I have wondered a lot how things will end for this stranger - I last saw him entering the city, and it seems that for every friend he had picked up there were a dozen enemies. The fact that he had lived that long reaffirmed my thoughts that he was destined for something more than dying in a pool of his own filth as so many seem to do out here. Nobody knows what is happening inside of the old reactor, but many speculate that it is something bigger than all of us. Some think they are crazy - there are certainly enough crazy talkers around here who will fill your heads with stories of slimy gray creatures that live well below the surface and come from alien worlds. But when the stranger talked about greater forces of power inside of Chernobyl that were effecting all of us I couldn't help but believe him. I don't know if that means I'm going soft or something, but I believed him. I don't know what the future holds for him - or for any of us - and I don't really know what he will find in there. But something tells me that what he finds and how he handles it will depend on what he has learned and done out here in the zone. For all I know he could end up like one of those greedy fools dead in a pile of money. Or maybe he really did manage to change the world somehow. Perhaps someday I'll know.
Back to reality
When I stopped talking, my wife simply walked over and stroked my cheek and kissed my forehead. There wasn't much she could say, not much I wanted her to say. We were exhausted, and napped in the afternoon - something that almost never happened. That evening we ate some decent canned meat with bread - the best meal in months thanks to bringing in that stranger. The we just sat in silence for a while.

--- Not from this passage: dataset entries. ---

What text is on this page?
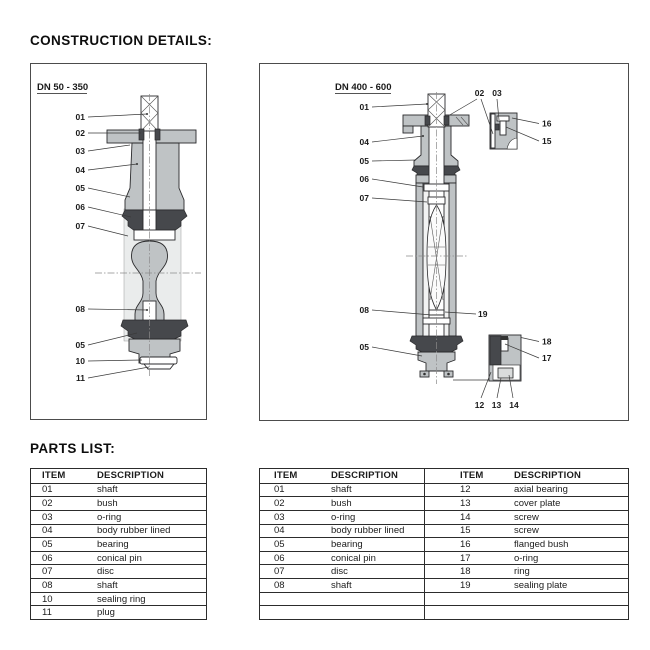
CONSTRUCTION DETAILS:
DN 50 - 350
01
02
03
04
05
06
07
08
05
10
11
DN 400 - 600	02 03
16
15
18
17
12 13 14
01
04
05
06
07
08	19
05
PARTS LIST:
ITEM	DESCRIPTION
01	shaft
02	bush
03	o-ring
04	body rubber lined
05	bearing
06	conical pin
07	disc
08	shaft
10	sealing ring
11	plug
ITEM	DESCRIPTION	ITEM	DESCRIPTION
01	shaft	12	axial bearing
02	bush	13	cover plate
03	o-ring	14	screw
04	body rubber lined	15	screw
05	bearing	16	flanged bush
06	conical pin	17	o-ring
07	disc	18	ring
08	shaft	19	sealing plate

"Something big happened today, I can feel it", I said.
She replied "I know, I feel it too - it almost feels like hope, only not for us."
"Hope ... I thought that had died long ago", I said.

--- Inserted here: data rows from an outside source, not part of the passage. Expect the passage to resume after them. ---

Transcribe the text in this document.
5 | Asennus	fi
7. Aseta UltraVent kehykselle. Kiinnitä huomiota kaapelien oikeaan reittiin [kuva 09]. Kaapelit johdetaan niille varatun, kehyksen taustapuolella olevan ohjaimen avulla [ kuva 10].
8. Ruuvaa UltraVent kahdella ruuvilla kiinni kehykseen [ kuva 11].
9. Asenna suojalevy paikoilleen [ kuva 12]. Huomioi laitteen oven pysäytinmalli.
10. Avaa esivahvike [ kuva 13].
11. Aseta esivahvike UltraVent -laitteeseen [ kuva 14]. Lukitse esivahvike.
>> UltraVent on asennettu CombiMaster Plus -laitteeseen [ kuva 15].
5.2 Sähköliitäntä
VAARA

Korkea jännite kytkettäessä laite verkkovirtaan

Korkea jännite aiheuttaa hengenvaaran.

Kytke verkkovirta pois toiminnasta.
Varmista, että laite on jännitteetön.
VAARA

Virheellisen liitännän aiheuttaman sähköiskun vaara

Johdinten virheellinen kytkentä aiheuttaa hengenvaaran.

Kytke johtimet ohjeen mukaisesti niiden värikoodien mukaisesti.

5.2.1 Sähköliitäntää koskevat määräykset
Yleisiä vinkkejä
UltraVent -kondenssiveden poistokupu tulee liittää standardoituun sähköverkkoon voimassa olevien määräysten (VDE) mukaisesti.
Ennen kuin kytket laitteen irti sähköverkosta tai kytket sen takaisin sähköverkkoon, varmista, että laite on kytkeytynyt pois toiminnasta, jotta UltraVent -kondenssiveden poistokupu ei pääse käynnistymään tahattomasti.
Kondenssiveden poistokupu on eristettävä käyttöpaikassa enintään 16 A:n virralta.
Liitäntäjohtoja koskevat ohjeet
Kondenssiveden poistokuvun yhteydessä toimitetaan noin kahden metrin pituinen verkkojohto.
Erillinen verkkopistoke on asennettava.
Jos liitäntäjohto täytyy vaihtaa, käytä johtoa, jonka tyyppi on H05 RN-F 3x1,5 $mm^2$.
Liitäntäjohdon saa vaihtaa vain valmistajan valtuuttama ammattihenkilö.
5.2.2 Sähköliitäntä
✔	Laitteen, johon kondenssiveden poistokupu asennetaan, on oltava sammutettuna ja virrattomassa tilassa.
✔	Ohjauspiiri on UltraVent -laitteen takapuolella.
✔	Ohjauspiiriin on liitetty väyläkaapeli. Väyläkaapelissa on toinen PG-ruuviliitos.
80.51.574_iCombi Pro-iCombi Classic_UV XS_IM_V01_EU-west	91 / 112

Summary and Conclusions (REALLY back to Reality!)
S.T.A.L.K.E.R.: Shadow of Chernobyl is a very well done shooter with a very open-ended structure that allows you to roam around openly through a very immersive and atmospheric world, completing missions as you choose, joining in fights all over the place, finding hidden items and locations, watching other STALKERS roam the territory doing some of the same missions as you, and more. Just don't mistake it for a RPG - because once you start doing that you will become a slave to the traders, to the fetch-and-return missions that serve little purpose in terms of improving your character other than giving you money and ammo you don't need and forcing you to trek long distances in both directions. The missions are numerous and varied enough that you can take a few and ignore the rest, get plenty of extra items and gameplay and still not miss anything. The shooter elements and open world are where the game come together - you can run-and-gun to a certain extent or focus on tactics and stealth or even try to avoid combat entirely. The compelling gameplay and central story might not make up for the bugs and removed features and delays, and it doesn't live up to the hype, but on its own it is a wonderful shooter that fans of the genre really owe it to themselves to experience.

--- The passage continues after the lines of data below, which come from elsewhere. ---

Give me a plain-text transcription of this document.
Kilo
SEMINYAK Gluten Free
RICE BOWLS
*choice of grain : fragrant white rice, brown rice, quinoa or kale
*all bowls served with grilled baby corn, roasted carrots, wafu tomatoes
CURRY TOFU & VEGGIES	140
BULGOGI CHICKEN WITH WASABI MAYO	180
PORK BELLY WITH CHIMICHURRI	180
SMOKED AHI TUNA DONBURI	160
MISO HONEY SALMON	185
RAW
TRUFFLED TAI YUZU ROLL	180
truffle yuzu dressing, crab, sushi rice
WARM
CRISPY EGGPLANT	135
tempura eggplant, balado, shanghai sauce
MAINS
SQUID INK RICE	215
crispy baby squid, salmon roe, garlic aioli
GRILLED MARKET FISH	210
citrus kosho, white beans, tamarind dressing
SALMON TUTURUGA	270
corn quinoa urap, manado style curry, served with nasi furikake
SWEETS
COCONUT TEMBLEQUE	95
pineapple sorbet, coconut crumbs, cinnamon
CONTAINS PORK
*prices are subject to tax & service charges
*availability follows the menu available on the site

- Excellent atmosphere and tremendous sense of immersion.
- Solid combat system with great range of stealth and shooter
- Very good sound & graphics.
- Fantastic AI including other STALKERS doing the same mission
- There are times when you forget it isn't a first-person RPG
- Thinking it is an RPG will disappoint you.
- Unrewarding mission structure.
- Plenty of minor bugs including broken missions and clunky in
- Multiplayer modes not nearly on par with single player game.